IL MESSAGGERO (M. SORIO) – Della serie: l’accendiamo, è la tua (sua) risposta definitiva? «E io rimango in forse, ché no e sì nel capo mi tenciona». L’ultimo Antonio Cassano, illusionista di se stesso e di due club colpevoli di averci creduto Verona ed Entella è in quel ritratto del dubbio che fa Dante nell’ottavo canto dell’Inferno. «Forse», «no», «sì». E insomma, boh. Mettiamola così: adesso, probabilmente, salvo sorprese, diciamo al netto di Cassano, è la volta buona. Notizia: Fantantonio smette. Salutò l’Hellas due volte, era l’estate 2017, la prima facendo subito inversione a U, la seconda tirando dritto. Ha salutato l’Entella, ieri, pubblicando una lettera sull’organo di stampa personale, cioè la pagina Twitter della moglie Carolina: «Cari amici, è arrivato il giorno, quello in cui decidi ch’è finita per davvero. Ho capito che non ho più la testa per allenarmi con continuità. Per giocare a pallone servono passione e talento, ma soprattutto determinazione e io in questo momento ho altre priorità». Incapace di sentirsi ex sia ex giocatore che ex personaggio per ritirarsi Cassano ha preso una rincorsa lunga, pure troppo: era già finita coi due gol forniti alla Sampdoria 2015/16, gli ultimi di 115 in una carriera da genio con la sindrome di Peter Pan, e i soggiorni tra Verona e Chiavari sono giusto i contorni di un finale che costerebbe il posto anche al più riverito dei copywriter.
LA DECIMA Dieci maglie dieci. Come il numero dei fantasisti. Famiglia di cui Cassano è stato insieme figlio prediletto («Il migliore con cui ho giocato», Francesco Totti) e pecora nera (vedi alla voce Cassanate). Se il 10 è il cerchio, l’Entella (serie C) lo chiude. Quant’è durata? Una settimana. «Mi alleno e vediamo». Non c’era più niente da vedere. Il piede, quello sì perché un piede così mica invecchia, vedi l’unica amichevole in biancoceleste ma tutto il resto, ciao. «Sapevo che sarebbe stata una scommessa ma era giusto provarci.
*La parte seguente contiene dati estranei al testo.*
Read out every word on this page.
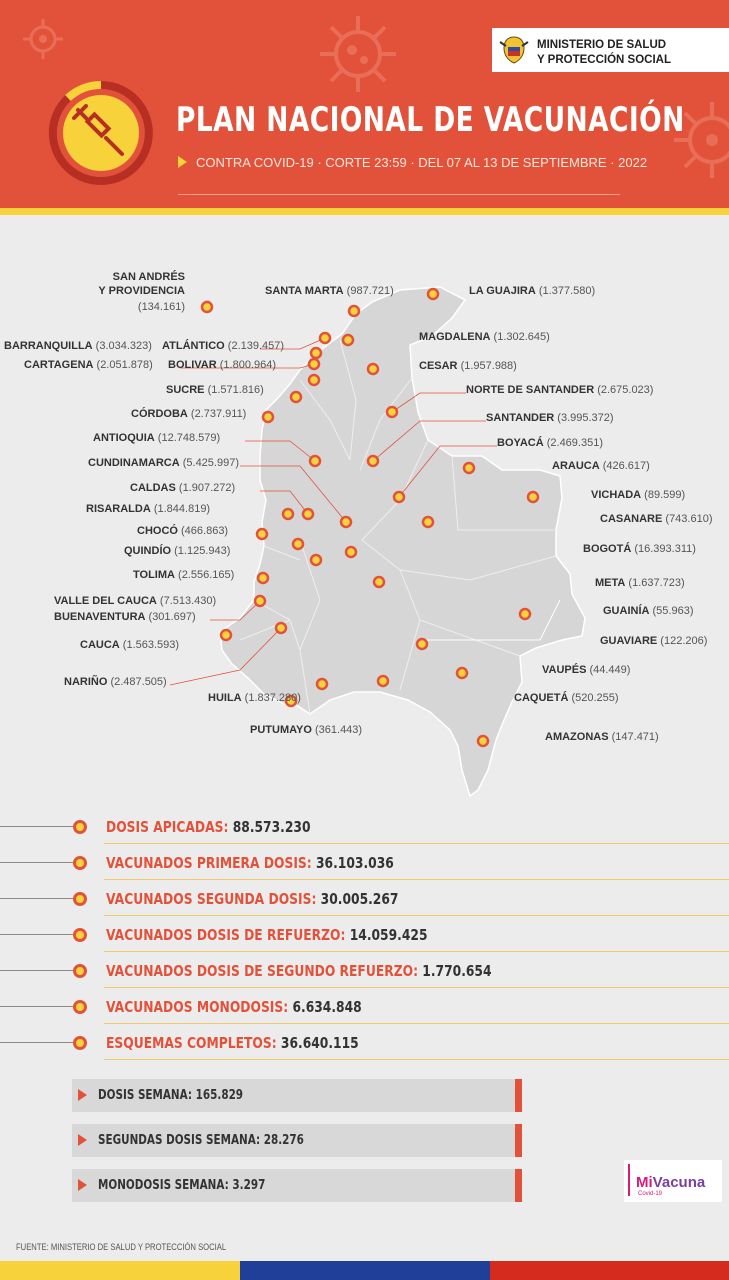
MINISTERIO DE SALUD
Y PROTECCIÓN SOCIAL
PLAN NACIONAL DE VACUNACIÓN
CONTRA COVID-19 · CORTE 23:59 · DEL 07 AL 13 DE SEPTIEMBRE · 2022
SAN ANDRÉS Y PROVIDENCIA (134.161)
SANTA MARTA (987.721)	LA GUAJIRA (1.377.580)
BARRANQUILLA (3.034.323) ATLÁNTICO (2.139.457)
MAGDALENA (1.302.645)
CARTAGENA (2.051.878) BOLIVAR (1.800.964)	CESAR (1.957.988)
SUCRE (1.571.816)	NORTE DE SANTANDER (2.675.023)
CÓRDOBA (2.737.911)	SANTANDER (3.995.372)
ANTIOQUIA (12.748.579)	BOYACÁ (2.469.351)
CUNDINAMARCA (5.425.997)	ARAUCA (426.617)
CALDAS (1.907.272)
VICHADA (89.599)
RISARALDA (1.844.819)
CASANARE (743.610)
CHOCÓ (466.863)
QUINDÍO (1.125.943)	BOGOTÁ (16.393.311)
TOLIMA (2.556.165)
META (1.637.723)
VALLE DEL CAUCA (7.513.430)
BUENAVENTURA (301.697)	GUAINÍA (55.963)
CAUCA (1.563.593)	GUAVIARE (122.206)
VAUPÉS (44.449)
NARIÑO (2.487.505)
CAQUETÁ (520.255)
HUILA (1.837.280)
AMAZONAS (147.471)
PUTUMAYO (361.443)
DOSIS APICADAS: 88.573.230
VACUNADOS PRIMERA DOSIS: 36.103.036
VACUNADOS SEGUNDA DOSIS: 30.005.267
VACUNADOS DOSIS DE REFUERZO: 14.059.425
VACUNADOS DOSIS DE SEGUNDO REFUERZO: 1.770.654
VACUNADOS MONODOSIS: 6.634.848
ESQUEMAS COMPLETOS: 36.640.115
DOSIS SEMANA: 165.829
SEGUNDAS DOSIS SEMANA: 28.276
MONODOSIS SEMANA: 3.297	MiVacuna
Covid-19
FUENTE: MINISTERIO DE SALUD Y PROTECCIÓN SOCIAL
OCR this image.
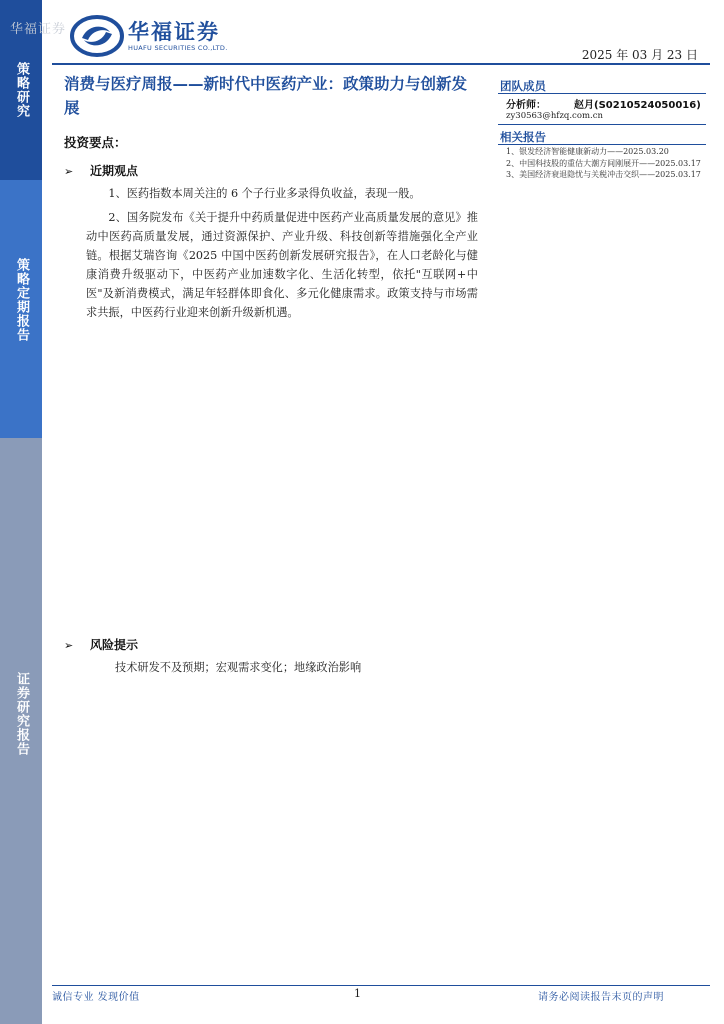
策略研究
策略定期报告
证券研究报告
华福证券	华福证券
HUAFU SECURITIES CO.,LTD.	2025 年 03 月 23 日
消费与医疗周报——新时代中医药产业：政策助力与创新发展
投资要点：
➢ 近期观点
1、医药指数本周关注的 6 个子行业多录得负收益，表现一般。
2、国务院发布《关于提升中药质量促进中医药产业高质量发展的意见》推动中医药高质量发展，通过资源保护、产业升级、科技创新等措施强化全产业链。根据艾瑞咨询《2025 中国中医药创新发展研究报告》，在人口老龄化与健康消费升级驱动下，中医药产业加速数字化、生活化转型，依托"互联网+中医"及新消费模式，满足年轻群体即食化、多元化健康需求。政策支持与市场需求共振，中医药行业迎来创新升级新机遇。
➢ 风险提示
技术研发不及预期；宏观需求变化；地缘政治影响
团队成员
分析师：	赵月(S0210524050016)
zy30563@hfzq.com.cn
相关报告
1、银发经济智能健康新动力——2025.03.20
2、中国科技股的重估大潮方间刚展开——2025.03.17
3、美国经济衰退隐忧与关税冲击交织——2025.03.17
诚信专业 发现价值	1	请务必阅读报告末页的声明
Perché ti sei dimostrato un amico, offrendo il tuo aiuto nel momento più difficile della mia Entella, perché valeva la pena tentare di recuperare un campione che in una famiglia come la nostra avrebbe potuto chiudere la carriera raccontando a Christopher e Lionel una pagina a lieto fine». Così Antonio Gozzi, patron dei liguri e ultimo (gliene va dato affettuosamente atto) dei sognatori.
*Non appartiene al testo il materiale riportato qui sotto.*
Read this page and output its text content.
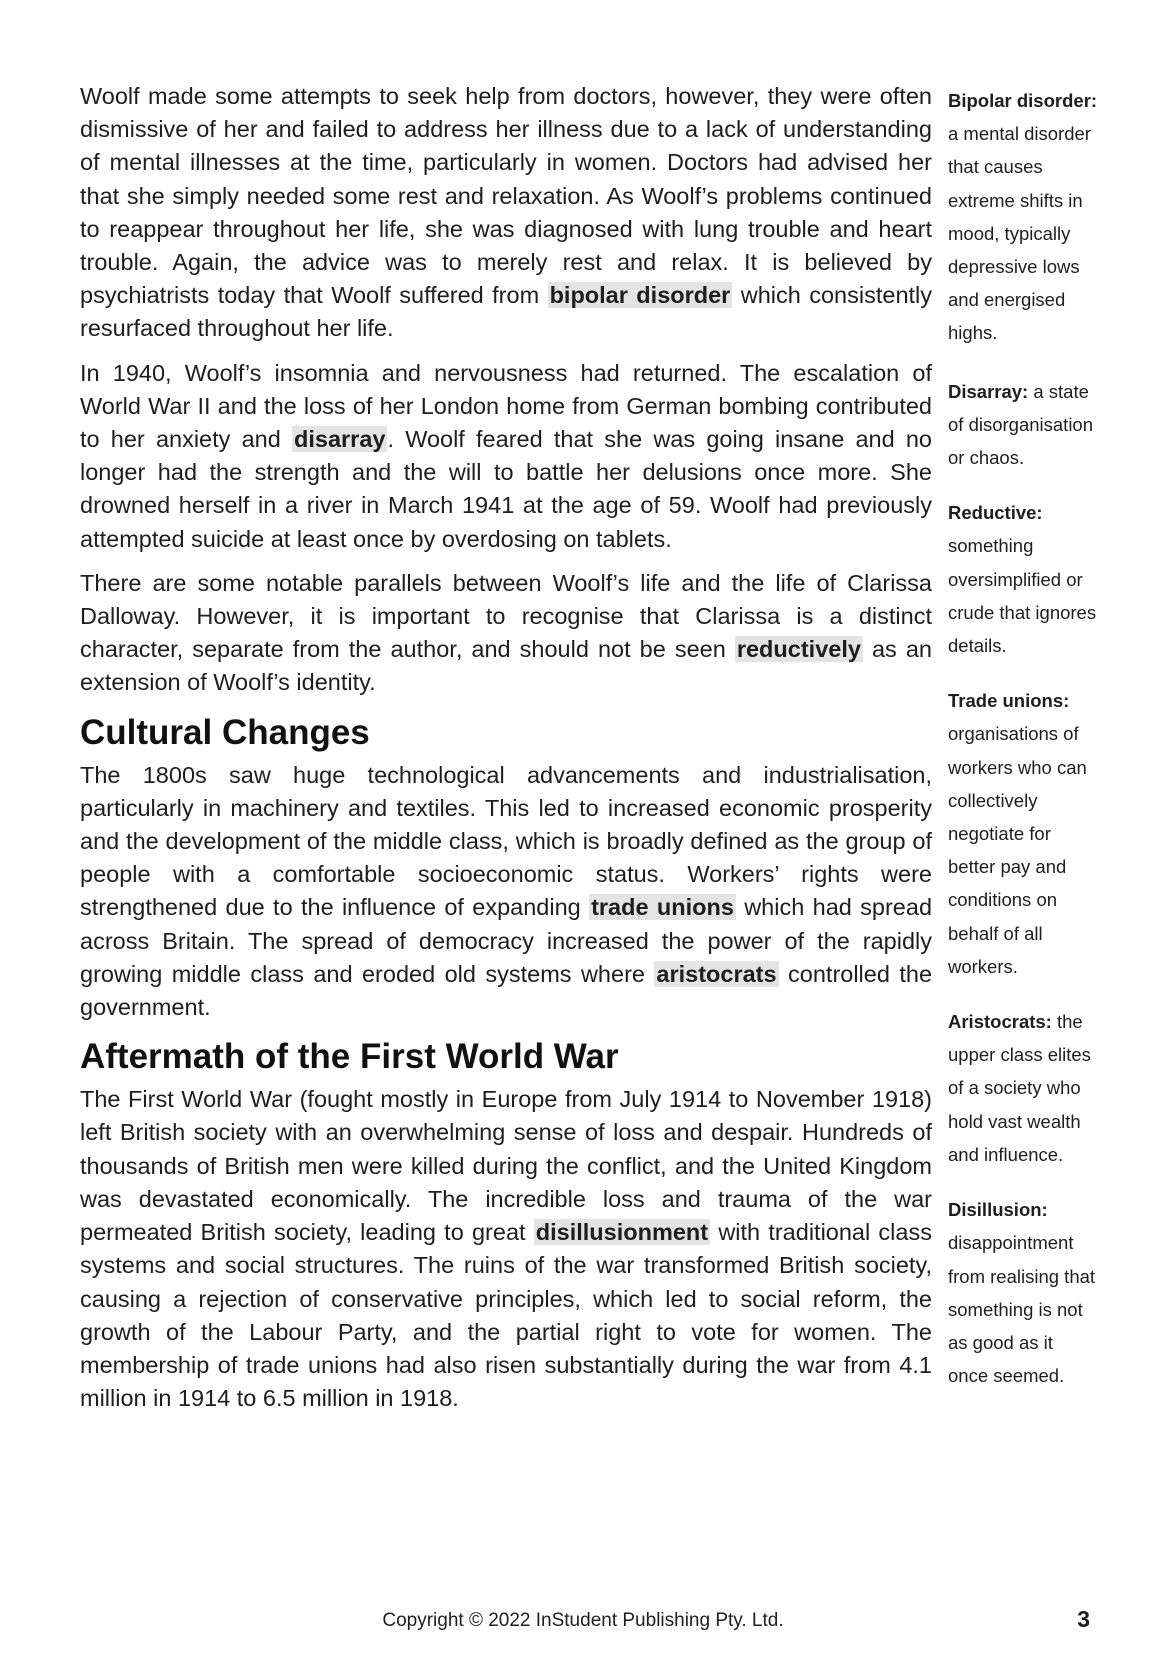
Woolf made some attempts to seek help from doctors, however, they were often dismissive of her and failed to address her illness due to a lack of understanding of mental illnesses at the time, particularly in women. Doctors had advised her that she simply needed some rest and relaxation. As Woolf’s problems continued to reappear throughout her life, she was diagnosed with lung trouble and heart trouble. Again, the advice was to merely rest and relax. It is believed by psychiatrists today that Woolf suffered from bipolar disorder which consistently resurfaced throughout her life.

In 1940, Woolf’s insomnia and nervousness had returned. The escalation of World War II and the loss of her London home from German bombing contributed to her anxiety and disarray. Woolf feared that she was going insane and no longer had the strength and the will to battle her delusions once more. She drowned herself in a river in March 1941 at the age of 59. Woolf had previously attempted suicide at least once by overdosing on tablets.

There are some notable parallels between Woolf’s life and the life of Clarissa Dalloway. However, it is important to recognise that Clarissa is a distinct character, separate from the author, and should not be seen reductively as an extension of Woolf’s identity.

Cultural Changes

The 1800s saw huge technological advancements and industrialisation, particularly in machinery and textiles. This led to increased economic prosperity and the development of the middle class, which is broadly defined as the group of people with a comfortable socioeconomic status. Workers’ rights were strengthened due to the influence of expanding trade unions which had spread across Britain. The spread of democracy increased the power of the rapidly growing middle class and eroded old systems where aristocrats controlled the government.

Aftermath of the First World War

The First World War (fought mostly in Europe from July 1914 to November 1918) left British society with an overwhelming sense of loss and despair. Hundreds of thousands of British men were killed during the conflict, and the United Kingdom was devastated economically. The incredible loss and trauma of the war permeated British society, leading to great disillusionment with traditional class systems and social structures. The ruins of the war transformed British society, causing a rejection of conservative principles, which led to social reform, the growth of the Labour Party, and the partial right to vote for women. The membership of trade unions had also risen substantially during the war from 4.1 million in 1914 to 6.5 million in 1918.

Bipolar disorder: a mental disorder that causes extreme shifts in mood, typically depressive lows and energised highs.

Disarray: a state of disorganisation or chaos.

Reductive: something oversimplified or crude that ignores details.

Trade unions: organisations of workers who can collectively negotiate for better pay and conditions on behalf of all workers.

Aristocrats: the upper class elites of a society who hold vast wealth and influence.

Disillusion: disappointment from realising that something is not as good as it once seemed.

Copyright © 2022 InStudent Publishing Pty. Ltd.	3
ARRIVEDERCI Da Bari Vecchia all’Entella passando per Roma, Real, Samp, Milan, Inter, Parma, Nazionale, circa 500 partite e il pallone come coperta di Linus. «Il pallone mi ha dato tantissimo. Mi ha fatto conoscere persone magnifiche, grandi campioni e gente comune. Mi ha tolto dalla strada, mi ha regalato una famiglia meravigliosa e soprattutto mi ha fatto divertire da matti». Nel caos disorganizzato dell’ultimo Cassano c’è comunque (e specialmente) l’ordinata bellezza di una storia d’amore, il pallone portato a spasso da lui e lui portato a spasso dal pallone, fino a quel focolare Carolina e i due figli che ora (forse) detta priorità. Tutto il resto è il campionario di un giocoliere tifato, insultato, coccolato e sgridato. Dal Festival dello Sport di Trento, portato sulla notizia, Gian Piero Gasperini rifletteva: «Sarei stato felice di allenarlo ma non avrei tollerato i suoi atteggiamenti. Se rispettare i compagni significa essere soldatini… È così che ha sprecato le proprie opportunità». L’ultima opportunità era un bel finale. Gettata al vento. Perché oggi, mentre Cassano saluta dal palco, metà del suo pubblico è già fuori dal teatro.